Paraphrasing the word that Clemenceau applied to the military, the French Banking Federation believes that accounting is too serious a matter to be left to the discretion of “accounting ideologues alone”. [1] It therefore suggests that the IASB be supervised by a monitoring group of European regulators. This request was echoed by Gérard Mestrallet, who has been known to be more measured[2]in a Point of View published a few days later in the same newspaper.


The hostility of French banks to IFRS 39 and its author is long-standing and tenacious. It is therefore not surprising that, through their representative body, they are keeping up the pressure at a time when the IASB has just published its draft reform of the much criticised standard.

Contrary to its allegedly autistic nature, the IASB has just published a draft reform of IFRS 39 that clarifies the conditions for valuing instruments, in line with the American regulator. This is undoubtedly a step forward in terms of globalisation, but it is perhaps a step backwards in terms of the quality of the information provided. Indeed, it is a globalisation on the cheap; it is well known that the FASB has given in to the demands of the American banking lobby, relayed by a few members of Congress who have won over its cause. In reality, behind technical considerations, the FBF is waging a political battle: it is a question of not allowing American banks to benefit from accounting rules that are more favourable than ours[3].
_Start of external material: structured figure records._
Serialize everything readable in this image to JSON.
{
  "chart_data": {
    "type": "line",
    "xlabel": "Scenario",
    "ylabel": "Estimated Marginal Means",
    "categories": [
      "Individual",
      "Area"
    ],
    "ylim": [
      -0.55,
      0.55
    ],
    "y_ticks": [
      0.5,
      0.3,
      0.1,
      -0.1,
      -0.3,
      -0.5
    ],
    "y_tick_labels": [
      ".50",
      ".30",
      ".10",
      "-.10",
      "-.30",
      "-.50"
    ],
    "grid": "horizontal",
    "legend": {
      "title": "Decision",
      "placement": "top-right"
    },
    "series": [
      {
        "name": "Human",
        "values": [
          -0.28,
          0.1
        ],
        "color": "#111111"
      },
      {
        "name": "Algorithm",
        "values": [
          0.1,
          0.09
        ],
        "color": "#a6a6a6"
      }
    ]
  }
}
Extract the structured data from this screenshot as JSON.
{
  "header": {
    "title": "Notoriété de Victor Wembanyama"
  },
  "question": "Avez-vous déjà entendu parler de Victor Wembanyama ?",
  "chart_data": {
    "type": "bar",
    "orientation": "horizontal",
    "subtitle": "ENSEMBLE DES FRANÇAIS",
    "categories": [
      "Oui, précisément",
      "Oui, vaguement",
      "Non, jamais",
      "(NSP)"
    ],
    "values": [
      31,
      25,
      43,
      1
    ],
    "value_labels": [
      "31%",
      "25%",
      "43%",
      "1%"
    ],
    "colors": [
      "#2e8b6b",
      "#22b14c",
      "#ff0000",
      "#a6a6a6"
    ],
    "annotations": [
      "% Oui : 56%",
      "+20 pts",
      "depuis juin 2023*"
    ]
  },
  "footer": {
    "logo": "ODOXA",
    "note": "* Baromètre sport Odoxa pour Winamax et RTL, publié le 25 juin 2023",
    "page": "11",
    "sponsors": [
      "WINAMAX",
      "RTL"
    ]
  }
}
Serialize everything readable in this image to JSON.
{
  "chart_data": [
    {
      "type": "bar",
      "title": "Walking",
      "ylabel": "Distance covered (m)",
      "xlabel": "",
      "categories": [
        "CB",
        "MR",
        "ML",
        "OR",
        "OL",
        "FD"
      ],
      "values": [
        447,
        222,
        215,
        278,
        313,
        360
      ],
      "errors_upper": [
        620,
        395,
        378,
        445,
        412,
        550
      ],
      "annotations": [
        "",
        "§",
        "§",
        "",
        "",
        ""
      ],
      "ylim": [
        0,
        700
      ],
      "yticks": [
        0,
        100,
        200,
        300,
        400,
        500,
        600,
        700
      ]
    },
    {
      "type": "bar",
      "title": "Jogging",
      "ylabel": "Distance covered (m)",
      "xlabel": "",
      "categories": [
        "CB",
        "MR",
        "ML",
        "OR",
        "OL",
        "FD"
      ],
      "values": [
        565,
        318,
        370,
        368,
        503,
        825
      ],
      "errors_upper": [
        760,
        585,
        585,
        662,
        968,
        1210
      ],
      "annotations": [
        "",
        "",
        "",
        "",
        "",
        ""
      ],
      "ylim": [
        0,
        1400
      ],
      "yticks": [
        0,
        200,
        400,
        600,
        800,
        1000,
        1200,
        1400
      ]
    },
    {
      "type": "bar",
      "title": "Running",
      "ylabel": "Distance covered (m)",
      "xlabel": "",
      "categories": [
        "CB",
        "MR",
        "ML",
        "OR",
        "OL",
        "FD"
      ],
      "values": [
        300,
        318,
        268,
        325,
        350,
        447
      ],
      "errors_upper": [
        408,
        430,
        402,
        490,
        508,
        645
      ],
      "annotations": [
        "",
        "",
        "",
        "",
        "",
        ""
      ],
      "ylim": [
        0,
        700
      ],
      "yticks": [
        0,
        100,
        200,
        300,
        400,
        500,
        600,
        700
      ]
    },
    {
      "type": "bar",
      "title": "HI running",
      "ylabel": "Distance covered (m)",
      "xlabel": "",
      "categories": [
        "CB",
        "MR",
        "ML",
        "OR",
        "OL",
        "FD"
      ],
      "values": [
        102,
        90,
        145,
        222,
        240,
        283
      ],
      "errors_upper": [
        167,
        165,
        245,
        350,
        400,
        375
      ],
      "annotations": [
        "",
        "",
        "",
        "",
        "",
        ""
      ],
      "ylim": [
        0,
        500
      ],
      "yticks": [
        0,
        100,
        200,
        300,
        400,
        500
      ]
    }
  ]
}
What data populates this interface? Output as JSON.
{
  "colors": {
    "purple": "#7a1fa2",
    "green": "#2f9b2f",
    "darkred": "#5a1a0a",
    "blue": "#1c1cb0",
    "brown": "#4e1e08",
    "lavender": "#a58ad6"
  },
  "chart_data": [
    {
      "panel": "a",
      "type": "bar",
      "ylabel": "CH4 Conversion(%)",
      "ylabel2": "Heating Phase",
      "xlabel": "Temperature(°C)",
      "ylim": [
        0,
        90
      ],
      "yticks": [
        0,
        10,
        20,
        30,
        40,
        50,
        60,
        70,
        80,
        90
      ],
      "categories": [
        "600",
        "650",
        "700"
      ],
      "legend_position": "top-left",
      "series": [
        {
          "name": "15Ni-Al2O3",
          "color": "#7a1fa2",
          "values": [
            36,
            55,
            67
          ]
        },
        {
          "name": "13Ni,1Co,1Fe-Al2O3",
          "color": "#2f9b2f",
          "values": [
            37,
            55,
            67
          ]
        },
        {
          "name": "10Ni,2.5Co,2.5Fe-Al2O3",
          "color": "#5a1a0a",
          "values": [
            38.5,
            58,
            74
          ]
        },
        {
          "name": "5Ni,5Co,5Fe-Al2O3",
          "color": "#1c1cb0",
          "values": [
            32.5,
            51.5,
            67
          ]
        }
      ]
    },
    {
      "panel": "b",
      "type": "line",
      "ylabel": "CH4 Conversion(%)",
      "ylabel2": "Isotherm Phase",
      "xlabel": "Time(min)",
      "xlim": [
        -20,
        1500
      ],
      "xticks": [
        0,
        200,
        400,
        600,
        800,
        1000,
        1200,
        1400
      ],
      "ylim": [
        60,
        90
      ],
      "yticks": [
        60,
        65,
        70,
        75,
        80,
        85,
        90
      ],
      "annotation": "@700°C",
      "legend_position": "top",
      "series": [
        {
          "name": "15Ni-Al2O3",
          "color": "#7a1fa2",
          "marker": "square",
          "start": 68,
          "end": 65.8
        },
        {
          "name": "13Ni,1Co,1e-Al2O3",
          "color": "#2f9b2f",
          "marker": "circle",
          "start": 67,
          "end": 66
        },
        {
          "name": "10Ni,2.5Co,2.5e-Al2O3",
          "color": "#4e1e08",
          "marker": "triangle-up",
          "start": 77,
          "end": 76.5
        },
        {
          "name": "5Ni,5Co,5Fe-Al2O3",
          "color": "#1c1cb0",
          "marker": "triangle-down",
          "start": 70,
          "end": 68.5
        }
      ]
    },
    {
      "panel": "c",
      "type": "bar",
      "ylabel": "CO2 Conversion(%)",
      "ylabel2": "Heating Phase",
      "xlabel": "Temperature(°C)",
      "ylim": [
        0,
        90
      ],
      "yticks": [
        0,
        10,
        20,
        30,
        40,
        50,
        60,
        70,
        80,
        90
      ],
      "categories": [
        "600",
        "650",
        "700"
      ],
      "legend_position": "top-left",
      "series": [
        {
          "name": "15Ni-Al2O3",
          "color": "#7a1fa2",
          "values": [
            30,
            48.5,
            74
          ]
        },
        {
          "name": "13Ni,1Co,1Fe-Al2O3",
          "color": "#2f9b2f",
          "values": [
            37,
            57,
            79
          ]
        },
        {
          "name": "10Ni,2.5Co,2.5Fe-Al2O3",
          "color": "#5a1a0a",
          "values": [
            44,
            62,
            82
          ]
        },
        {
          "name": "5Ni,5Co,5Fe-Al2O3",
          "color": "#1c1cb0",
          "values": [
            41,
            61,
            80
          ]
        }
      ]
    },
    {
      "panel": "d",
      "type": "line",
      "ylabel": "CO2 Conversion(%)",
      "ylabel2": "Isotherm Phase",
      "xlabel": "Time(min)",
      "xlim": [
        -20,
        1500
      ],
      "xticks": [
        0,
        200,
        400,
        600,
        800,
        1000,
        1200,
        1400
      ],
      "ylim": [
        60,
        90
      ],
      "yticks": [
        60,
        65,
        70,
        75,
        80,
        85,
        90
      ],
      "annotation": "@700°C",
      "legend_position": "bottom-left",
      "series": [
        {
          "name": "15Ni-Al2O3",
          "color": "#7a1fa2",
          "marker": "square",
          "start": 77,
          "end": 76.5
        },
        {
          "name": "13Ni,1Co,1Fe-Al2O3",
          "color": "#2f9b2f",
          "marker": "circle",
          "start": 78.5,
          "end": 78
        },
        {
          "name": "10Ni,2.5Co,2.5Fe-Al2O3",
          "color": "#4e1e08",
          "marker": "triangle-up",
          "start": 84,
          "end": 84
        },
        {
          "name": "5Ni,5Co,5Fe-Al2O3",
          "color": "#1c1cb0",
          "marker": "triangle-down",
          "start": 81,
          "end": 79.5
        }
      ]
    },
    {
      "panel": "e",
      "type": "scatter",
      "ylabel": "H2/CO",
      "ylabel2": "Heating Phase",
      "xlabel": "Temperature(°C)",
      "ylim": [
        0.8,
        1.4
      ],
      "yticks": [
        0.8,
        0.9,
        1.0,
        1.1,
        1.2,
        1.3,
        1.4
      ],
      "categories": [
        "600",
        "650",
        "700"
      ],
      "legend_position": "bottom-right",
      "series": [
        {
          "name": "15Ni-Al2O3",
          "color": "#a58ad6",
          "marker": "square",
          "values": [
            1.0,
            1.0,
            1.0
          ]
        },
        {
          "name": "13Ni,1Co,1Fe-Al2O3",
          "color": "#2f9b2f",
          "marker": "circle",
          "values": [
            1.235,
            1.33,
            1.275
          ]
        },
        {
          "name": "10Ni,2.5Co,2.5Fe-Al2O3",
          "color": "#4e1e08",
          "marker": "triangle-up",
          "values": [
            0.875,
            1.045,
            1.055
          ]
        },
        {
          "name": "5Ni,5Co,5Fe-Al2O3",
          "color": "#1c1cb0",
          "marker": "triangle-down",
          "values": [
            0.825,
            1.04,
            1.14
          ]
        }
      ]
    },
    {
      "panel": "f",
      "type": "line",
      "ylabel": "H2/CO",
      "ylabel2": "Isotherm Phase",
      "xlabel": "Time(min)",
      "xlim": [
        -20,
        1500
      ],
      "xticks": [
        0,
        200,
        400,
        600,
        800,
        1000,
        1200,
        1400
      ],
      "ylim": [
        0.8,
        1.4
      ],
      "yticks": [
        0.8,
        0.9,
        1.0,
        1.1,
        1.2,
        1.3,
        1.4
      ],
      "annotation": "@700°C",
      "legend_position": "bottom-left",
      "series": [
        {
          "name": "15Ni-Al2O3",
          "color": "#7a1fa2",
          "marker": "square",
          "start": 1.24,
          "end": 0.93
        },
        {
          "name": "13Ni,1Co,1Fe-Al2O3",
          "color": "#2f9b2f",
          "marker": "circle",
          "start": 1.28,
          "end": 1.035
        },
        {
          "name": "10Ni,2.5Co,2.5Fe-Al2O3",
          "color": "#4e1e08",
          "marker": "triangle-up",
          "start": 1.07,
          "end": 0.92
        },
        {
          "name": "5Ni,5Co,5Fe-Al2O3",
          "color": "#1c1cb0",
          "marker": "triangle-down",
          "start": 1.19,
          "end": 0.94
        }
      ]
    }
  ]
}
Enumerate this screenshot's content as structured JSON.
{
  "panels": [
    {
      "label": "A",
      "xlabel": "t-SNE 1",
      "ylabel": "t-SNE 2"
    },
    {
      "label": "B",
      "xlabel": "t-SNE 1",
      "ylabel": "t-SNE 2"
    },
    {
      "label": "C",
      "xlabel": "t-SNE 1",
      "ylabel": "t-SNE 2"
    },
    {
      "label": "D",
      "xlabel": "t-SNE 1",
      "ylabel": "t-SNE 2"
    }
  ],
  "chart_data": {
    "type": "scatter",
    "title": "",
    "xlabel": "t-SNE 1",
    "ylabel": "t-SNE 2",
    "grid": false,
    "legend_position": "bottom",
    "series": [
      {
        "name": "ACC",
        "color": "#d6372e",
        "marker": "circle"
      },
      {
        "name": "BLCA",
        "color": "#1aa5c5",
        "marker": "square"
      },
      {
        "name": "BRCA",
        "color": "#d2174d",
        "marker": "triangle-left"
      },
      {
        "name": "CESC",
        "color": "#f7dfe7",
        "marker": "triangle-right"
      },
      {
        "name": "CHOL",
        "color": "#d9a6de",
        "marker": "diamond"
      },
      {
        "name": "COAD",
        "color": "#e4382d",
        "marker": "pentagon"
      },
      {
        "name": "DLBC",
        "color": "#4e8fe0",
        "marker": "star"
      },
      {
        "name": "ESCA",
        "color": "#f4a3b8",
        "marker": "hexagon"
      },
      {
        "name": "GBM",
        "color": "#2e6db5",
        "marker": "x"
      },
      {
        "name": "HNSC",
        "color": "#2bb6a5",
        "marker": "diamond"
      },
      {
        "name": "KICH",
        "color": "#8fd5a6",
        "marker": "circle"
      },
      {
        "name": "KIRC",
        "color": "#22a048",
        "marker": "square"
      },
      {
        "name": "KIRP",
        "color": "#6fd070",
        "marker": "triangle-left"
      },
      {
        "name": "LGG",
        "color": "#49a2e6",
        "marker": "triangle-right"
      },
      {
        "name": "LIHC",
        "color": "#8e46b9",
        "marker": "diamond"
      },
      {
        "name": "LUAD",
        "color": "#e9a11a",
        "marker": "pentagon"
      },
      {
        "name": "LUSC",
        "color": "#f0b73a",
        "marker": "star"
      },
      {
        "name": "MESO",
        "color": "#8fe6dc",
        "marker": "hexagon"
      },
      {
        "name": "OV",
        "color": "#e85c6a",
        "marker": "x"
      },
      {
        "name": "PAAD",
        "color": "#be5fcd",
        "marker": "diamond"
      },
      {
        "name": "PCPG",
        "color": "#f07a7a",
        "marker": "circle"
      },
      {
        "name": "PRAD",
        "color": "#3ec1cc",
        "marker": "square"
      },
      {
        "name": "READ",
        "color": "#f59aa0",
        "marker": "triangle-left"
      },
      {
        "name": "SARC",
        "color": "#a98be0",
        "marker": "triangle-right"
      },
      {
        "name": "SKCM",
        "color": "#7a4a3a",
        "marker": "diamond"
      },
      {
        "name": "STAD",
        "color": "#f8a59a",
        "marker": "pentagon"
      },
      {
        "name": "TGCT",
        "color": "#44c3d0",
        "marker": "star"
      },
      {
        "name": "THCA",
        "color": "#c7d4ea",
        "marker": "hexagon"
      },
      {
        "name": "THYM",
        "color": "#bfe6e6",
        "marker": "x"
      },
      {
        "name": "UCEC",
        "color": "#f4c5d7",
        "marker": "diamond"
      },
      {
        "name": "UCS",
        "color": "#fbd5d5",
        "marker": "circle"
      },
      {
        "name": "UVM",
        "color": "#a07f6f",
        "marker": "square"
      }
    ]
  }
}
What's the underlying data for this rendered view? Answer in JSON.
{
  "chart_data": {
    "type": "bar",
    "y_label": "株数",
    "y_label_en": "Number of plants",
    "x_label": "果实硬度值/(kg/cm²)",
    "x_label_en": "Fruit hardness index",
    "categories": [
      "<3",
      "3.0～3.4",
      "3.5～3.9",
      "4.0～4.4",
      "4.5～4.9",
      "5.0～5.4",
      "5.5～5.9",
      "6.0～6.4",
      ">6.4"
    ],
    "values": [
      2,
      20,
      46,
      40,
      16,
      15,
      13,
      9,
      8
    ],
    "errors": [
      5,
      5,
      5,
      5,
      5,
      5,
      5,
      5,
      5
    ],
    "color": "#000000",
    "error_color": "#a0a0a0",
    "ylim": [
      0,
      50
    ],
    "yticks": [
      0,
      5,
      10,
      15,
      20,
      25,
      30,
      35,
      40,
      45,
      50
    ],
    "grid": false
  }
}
The difficulty with bank accounting rules is that they must serve both to inform the investor about the state of an institution, and to set the prudential capital requirements for that institution. It is the automatic link between accounting rules and prudential rules that is the problem. Should we therefore, on the pretext of stability of accounts in an unstable world :

  • reconstitute latent reserves under the pretext of dynamic provisioning;
  • blur the assessment that can be made of a number of assets by constantly rearranging the definition and boundaries of different portfolios?

The organic link between the accounting and supervisory authorities needs to be improved without putting the former under the control of the latter.


The banking world is riding a very bad horse by asking to reintegrate political power over a body whose independence from said power is one of its most precious assets. Need I remind you :

  • that the IASB now has a global reach that goes far beyond Europe and that the current composition of the Board reflects this globalisation[4]?
  • that the current members of the Board, far from being ideological accountants, are for the most part people who have had important and very concrete financial responsibilities?

The IASB has just responded to the justified request for better liaison with the public authorities in charge of accounting or stock market issues. This will take the form of a “Monitoring Group”:

  • composed of representatives from various institutions around the world, including the European Commission;
  • responsible for appointing trustees and supervising their activities.

Mr Mestrallet et al. consider that the step is insufficient and ask for “more government”. Is it really the role of companies to clamour for increased representation of public authorities in the IASB? They will be the first, after having brought the fox into the henhouse, to complain about decisions taken for political rather than technical reasons.

Will the balance be maintained between the necessary independence of the IASB Board and the consideration of the needs, however changing or contradictory, of politicians, who are not the only representatives of the public interest? Let us be optimistic: this is roughly the model of the US Supreme Court: the judges are appointed by the President, but are radically independent of him once appointed.

The IASB was right not to remain inert in the face of the crisis. It would be wrong to fall in line with the American lowest common denominator in terms of substance, and to accept to sacrifice its due process in terms of form. The stability of the rules is at least as important as their content; G. Mestrallet recognises this in his “point of view”: “the IASB’s mandate should be completed to include the principles of prudence and stability”. As for the idea that politicians necessarily have the last word on matters that remain largely technical, this is the idea that leads straight to the socialist biology of the late Lyssenko.

Accounting rules are a public good, we hear. That is true. Why not have it administered by an international body of public law? But who is capable of setting it up and making it work?

Dominique LEDOUBLE

[1] Expression employée par Pierre de Lauzun dans Les Echos, 28 mai 2009.
[2] « Il est temps de tirer les leçons de la crise » Point de Vue de Gérard Mestrallet, Gerhard Cromme et Michel Pébereau, les Echos 2 juin 2009.
[3] C’est le même type de raisonnement qui avait conduit le CNC à admettre une règle, le défunt § 215, permettant d’enregistrer l’acquisition d’une entreprise aux valeurs nettes comptables dès lors qu’elle est payée en titres de l’acquéreur. La facilité ainsi offerte aux groupes français s’est traduite par une fringale d’acquisitions, illustrée notamment par les déboires de Vivendi et de France Telecom.
[4] La France est plutôt sur-représentée puisqu’elle compte deux administrateurs, MM. Danjou et Gélard.